ZURICH (Reuters) - Novartis AG (NOVN.VX) expects to close its buy of a majority stake in U.S. eyecare group Alcon ACL.N in the late third quarter or fourth quarter, paving the way for it to take full control of the group.

Novartis, which agreed to buy a majority of the company from Nestle (NESN.VX), also announced proposals on Wednesday to elect five directors to the Alcon board to replace those nominated by Nestle, taking a key step to ensuring the majority-stake transaction is completed.

The directors nominated by Novartis are Enrico Vanni, Norman Walker, Paul Choffat, Urs Baerlocher and Jacques Seydoux.

The Swiss drugmaker is also seeking to snap up the remaining 23 percent stake, but has met strong resistance from the Alcon Independent Director Committee, which has dismissed Novartis's offer for the stake as inadequate.

Novartis has made what the Alcon independent directors regard as a low-ball offer, originally worth $11.2 billion but dependent on share price moves, and Novartis may have to raise its buyout bid after a legal academic said this week the committee's approval was needed for the deal.

But a spokesman for Novartis said it still felt its offer was fair when the unaffected share price of Alcon was taken into consideration.

Novartis's bid was pitched in stock and equates to about $137 per Alcon share at latest prices. Alcon's stock closed on Wednesday at $148.19, while Novartis shares closed at 52.60 Swiss francs.

Novartis, which bought 25 percent of Alcon in 2008, agreed in January to buy another 52 percent, which would bring its stake to 77 percent for a combined price of $39.3 billion.
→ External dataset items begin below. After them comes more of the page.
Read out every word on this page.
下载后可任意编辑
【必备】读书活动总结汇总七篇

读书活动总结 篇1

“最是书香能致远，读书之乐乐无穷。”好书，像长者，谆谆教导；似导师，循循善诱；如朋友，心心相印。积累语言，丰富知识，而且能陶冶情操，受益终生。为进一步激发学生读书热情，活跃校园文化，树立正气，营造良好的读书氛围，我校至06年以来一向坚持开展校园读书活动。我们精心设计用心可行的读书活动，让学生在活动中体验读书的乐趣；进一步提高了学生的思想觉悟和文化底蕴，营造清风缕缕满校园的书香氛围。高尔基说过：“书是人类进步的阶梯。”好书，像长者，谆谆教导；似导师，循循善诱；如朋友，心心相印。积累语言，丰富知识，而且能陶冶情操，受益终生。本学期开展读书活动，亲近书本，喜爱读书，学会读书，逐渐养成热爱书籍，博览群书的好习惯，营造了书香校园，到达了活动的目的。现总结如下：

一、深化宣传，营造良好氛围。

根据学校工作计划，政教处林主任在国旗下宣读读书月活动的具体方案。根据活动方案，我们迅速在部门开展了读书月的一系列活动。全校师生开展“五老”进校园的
It paid Nestle an average of $168 per Alcon share.

Novartis is hoping to push through the buy of the remaining stake under Swiss law once it secures regulatory approval and closes its acquisition of the majority stake in the second half of the year.

Swiss mergers require approval of two-thirds of shareholders and a simple board majority.
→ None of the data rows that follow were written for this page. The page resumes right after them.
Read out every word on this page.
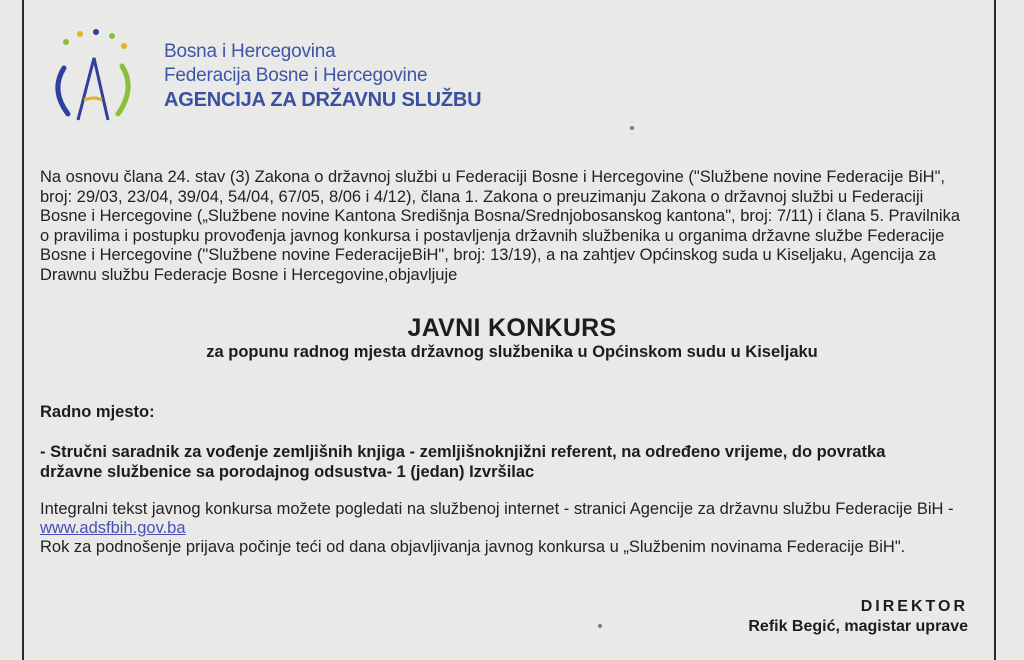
Bosna i Hercegovina
Federacija Bosne i Hercegovine
AGENCIJA ZA DRŽAVNU SLUŽBU
Na osnovu člana 24. stav (3) Zakona o državnoj službi u Federaciji Bosne i Hercegovine ("Službene novine Federacije BiH", broj: 29/03, 23/04, 39/04, 54/04, 67/05, 8/06 i 4/12), člana 1. Zakona o preuzimanju Zakona o državnoj službi u Federaciji Bosne i Hercegovine („Službene novine Kantona Središnja Bosna/Srednjobosanskog kantona", broj: 7/11) i člana 5. Pravilnika o pravilima i postupku provođenja javnog konkursa i postavljenja državnih službenika u organima državne službe Federacije Bosne i Hercegovine ("Službene novine FederacijeBiH", broj: 13/19), a na zahtjev Općinskog suda u Kiseljaku, Agencija za Drawnu službu Federacje Bosne i Hercegovine,objavljuje
JAVNI KONKURS
za popunu radnog mjesta državnog službenika u Općinskom sudu u Kiseljaku
Radno mjesto:
- Stručni saradnik za vođenje zemljišnih knjiga - zemljišnoknjižni referent, na određeno vrijeme, do povratka državne službenice sa porodajnog odsustva- 1 (jedan) Izvršilac
Integralni tekst javnog konkursa možete pogledati na službenoj internet - stranici Agencije za državnu službu Federacije BiH - www.adsfbih.gov.ba
Rok za podnošenje prijava počinje teći od dana objavljivanja javnog konkursa u „Službenim novinama Federacije BiH".
DIREKTOR
Refik Begić, magistar uprave
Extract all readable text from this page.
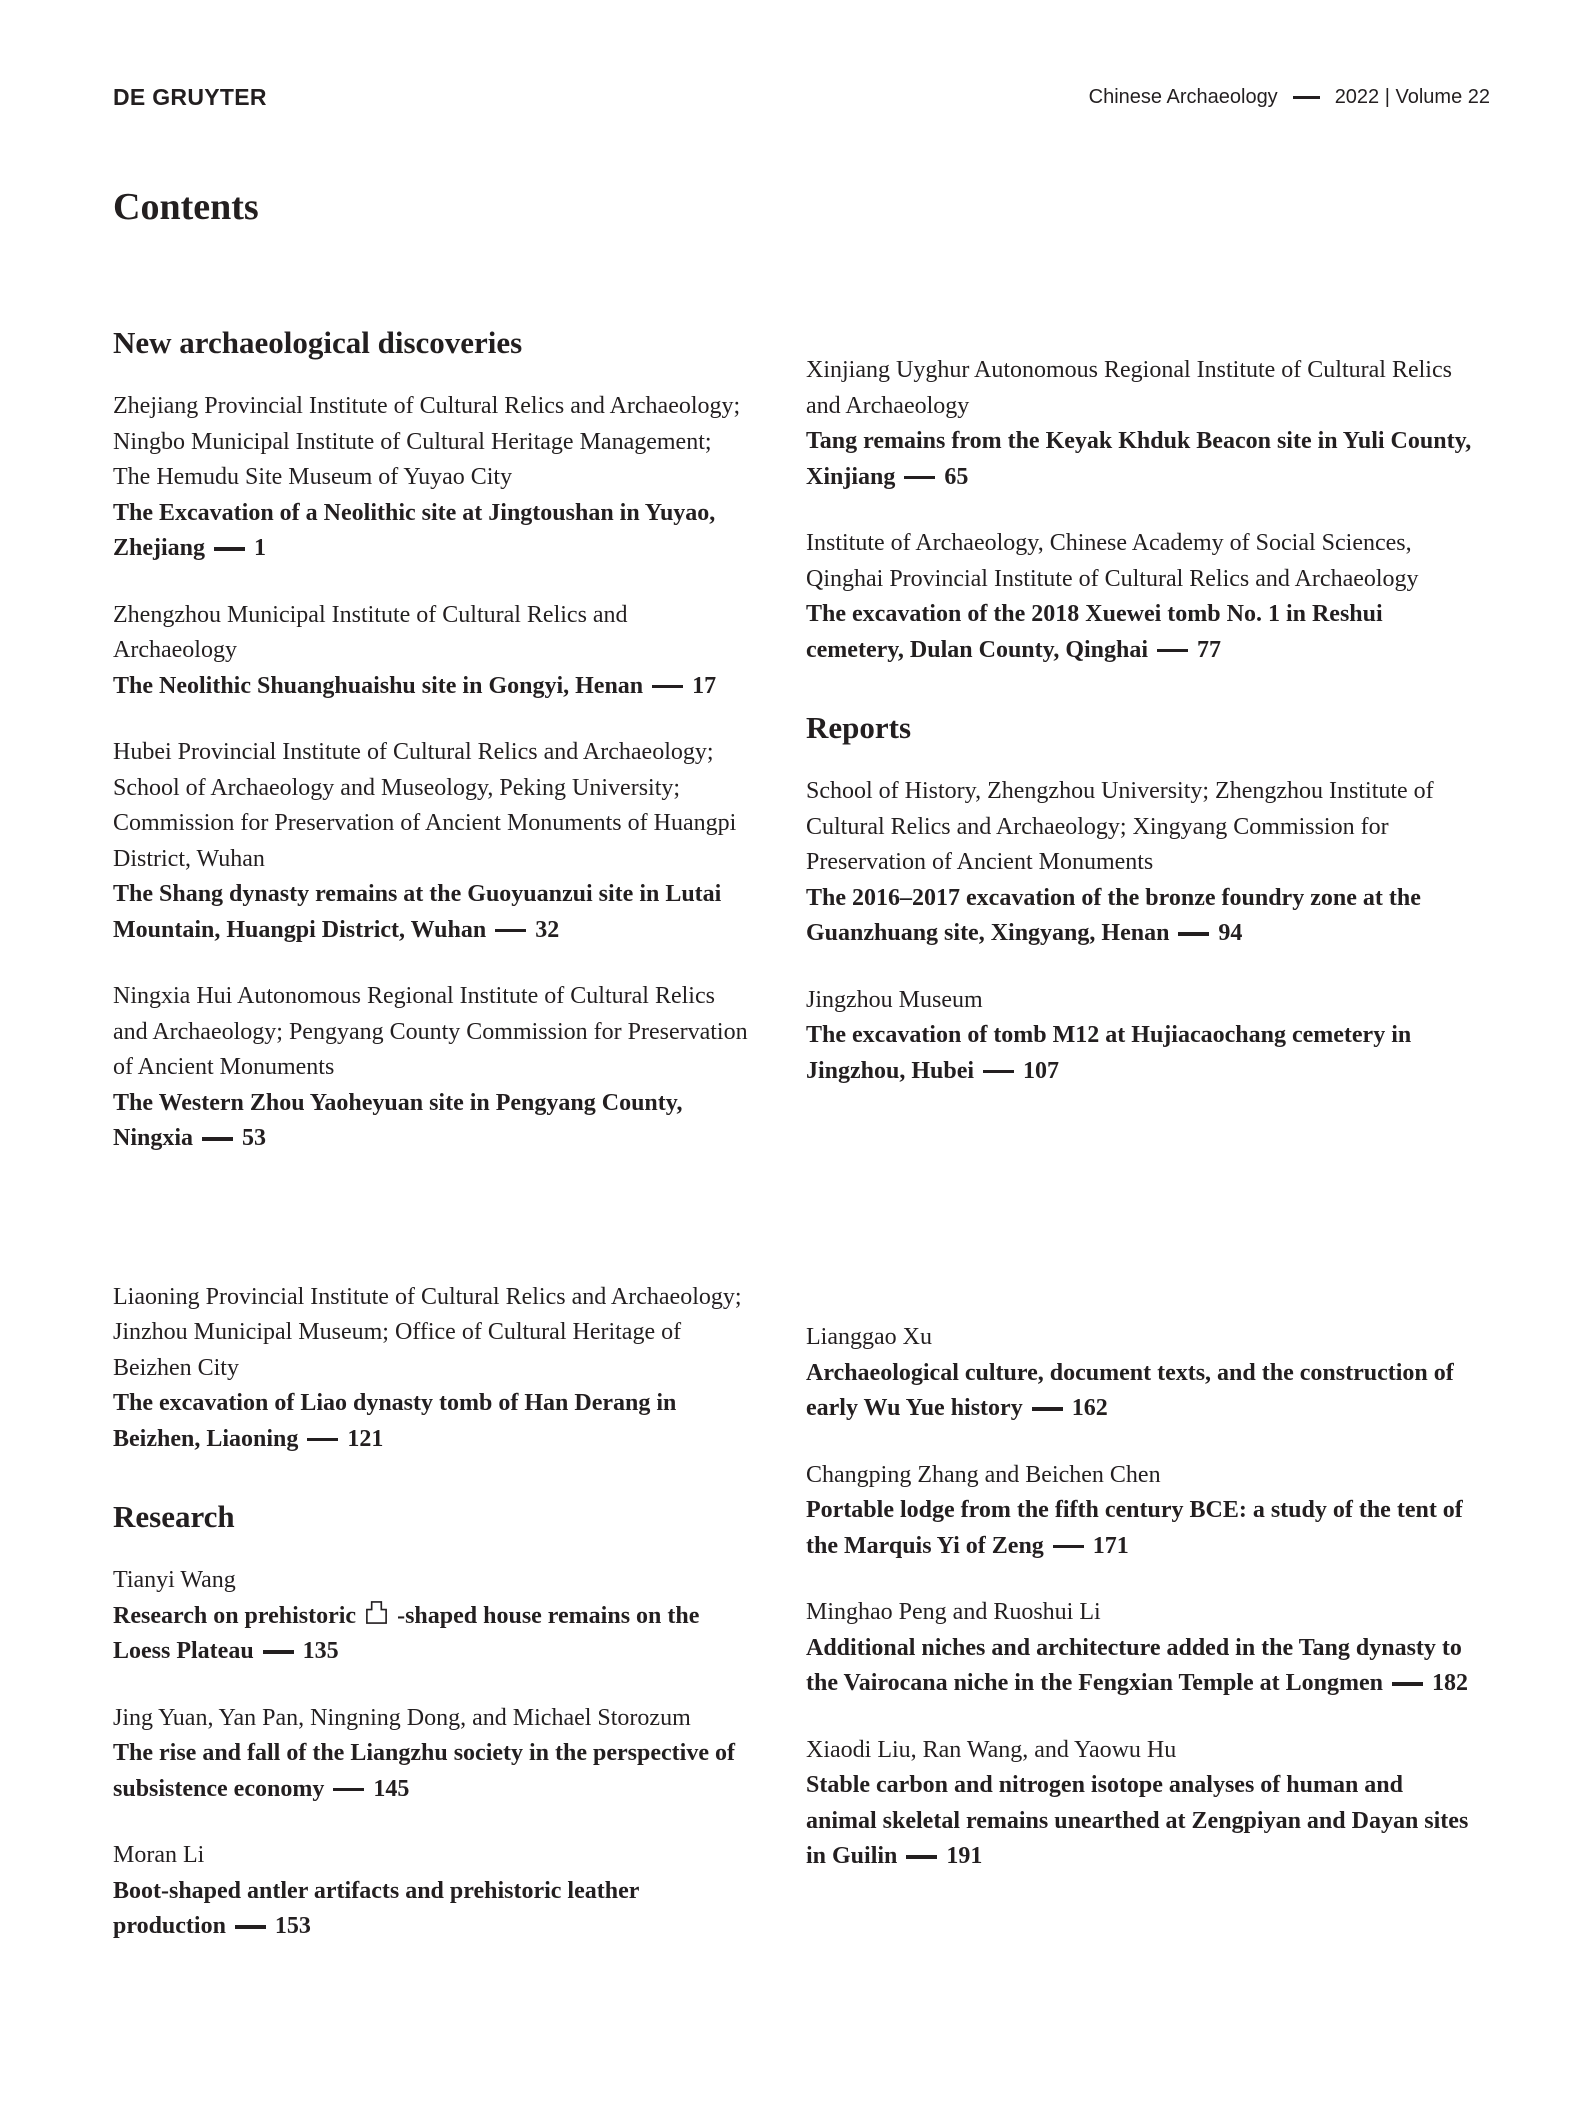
DE GRUYTER	Chinese Archaeology	2022 | Volume 22
Contents
New archaeological discoveries

Zhejiang Provincial Institute of Cultural Relics and Archaeology; Ningbo Municipal Institute of Cultural Heritage Management; The Hemudu Site Museum of Yuyao City

The Excavation of a Neolithic site at Jingtoushan in Yuyao, Zhejiang 1

Zhengzhou Municipal Institute of Cultural Relics and Archaeology

The Neolithic Shuanghuaishu site in Gongyi, Henan 17

Hubei Provincial Institute of Cultural Relics and Archaeology; School of Archaeology and Museology, Peking University; Commission for Preservation of Ancient Monuments of Huangpi District, Wuhan

The Shang dynasty remains at the Guoyuanzui site in Lutai Mountain, Huangpi District, Wuhan 32

Ningxia Hui Autonomous Regional Institute of Cultural Relics and Archaeology; Pengyang County Commission for Preservation of Ancient Monuments

The Western Zhou Yaoheyuan site in Pengyang County, Ningxia 53

Liaoning Provincial Institute of Cultural Relics and Archaeology; Jinzhou Municipal Museum; Office of Cultural Heritage of Beizhen City

The excavation of Liao dynasty tomb of Han Derang in Beizhen, Liaoning 121

Research

Tianyi Wang

Research on prehistoric -shaped house remains on the Loess Plateau 135

Jing Yuan, Yan Pan, Ningning Dong, and Michael Storozum

The rise and fall of the Liangzhu society in the perspective of subsistence economy 145

Moran Li

Boot-shaped antler artifacts and prehistoric leather production 153

Xinjiang Uyghur Autonomous Regional Institute of Cultural Relics and Archaeology

Tang remains from the Keyak Khduk Beacon site in Yuli County, Xinjiang 65

Institute of Archaeology, Chinese Academy of Social Sciences, Qinghai Provincial Institute of Cultural Relics and Archaeology

The excavation of the 2018 Xuewei tomb No. 1 in Reshui cemetery, Dulan County, Qinghai 77

Reports

School of History, Zhengzhou University; Zhengzhou Institute of Cultural Relics and Archaeology; Xingyang Commission for Preservation of Ancient Monuments

The 2016–2017 excavation of the bronze foundry zone at the Guanzhuang site, Xingyang, Henan 94

Jingzhou Museum

The excavation of tomb M12 at Hujiacaochang cemetery in Jingzhou, Hubei 107

Lianggao Xu

Archaeological culture, document texts, and the construction of early Wu Yue history 162

Changping Zhang and Beichen Chen

Portable lodge from the fifth century BCE: a study of the tent of the Marquis Yi of Zeng 171

Minghao Peng and Ruoshui Li

Additional niches and architecture added in the Tang dynasty to the Vairocana niche in the Fengxian Temple at Longmen 182

Xiaodi Liu, Ran Wang, and Yaowu Hu

Stable carbon and nitrogen isotope analyses of human and animal skeletal remains unearthed at Zengpiyan and Dayan sites in Guilin 191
The Independent Director Committee said in a statement on Wednesday that any Alcon board member whose election had been proposed by Novartis would face a conflict of interest and would therefore not be allowed to vote on the merger.

"We would absolutely expect any director designated by Novartis and elected to the Alcon board of directors to abstain from any board action with respect to Novartis's merger proposal, just as Nestle has done for its part," Thomas Plaskett, chairman of the independent committee, said in the statement.

"Failure to do so would be a breach of Swiss corporate law, contrary to the principles of good corporate governance and could cause personal civil liability to such director," he said.

The spokesman for Novartis said the group was confident that the candidates it had nominated would be elected at the Alcon extraordinary general meeting on August 16, adding that other board members would be the ones to judge whether fellow board members were independent or not.

Alcon was bought by Nestle in 1977 for $280 million and is the global leader in ophthalmic surgery products, particularly for cataract operations, and also produces contact lens products and medicines for eye diseases such as glaucoma.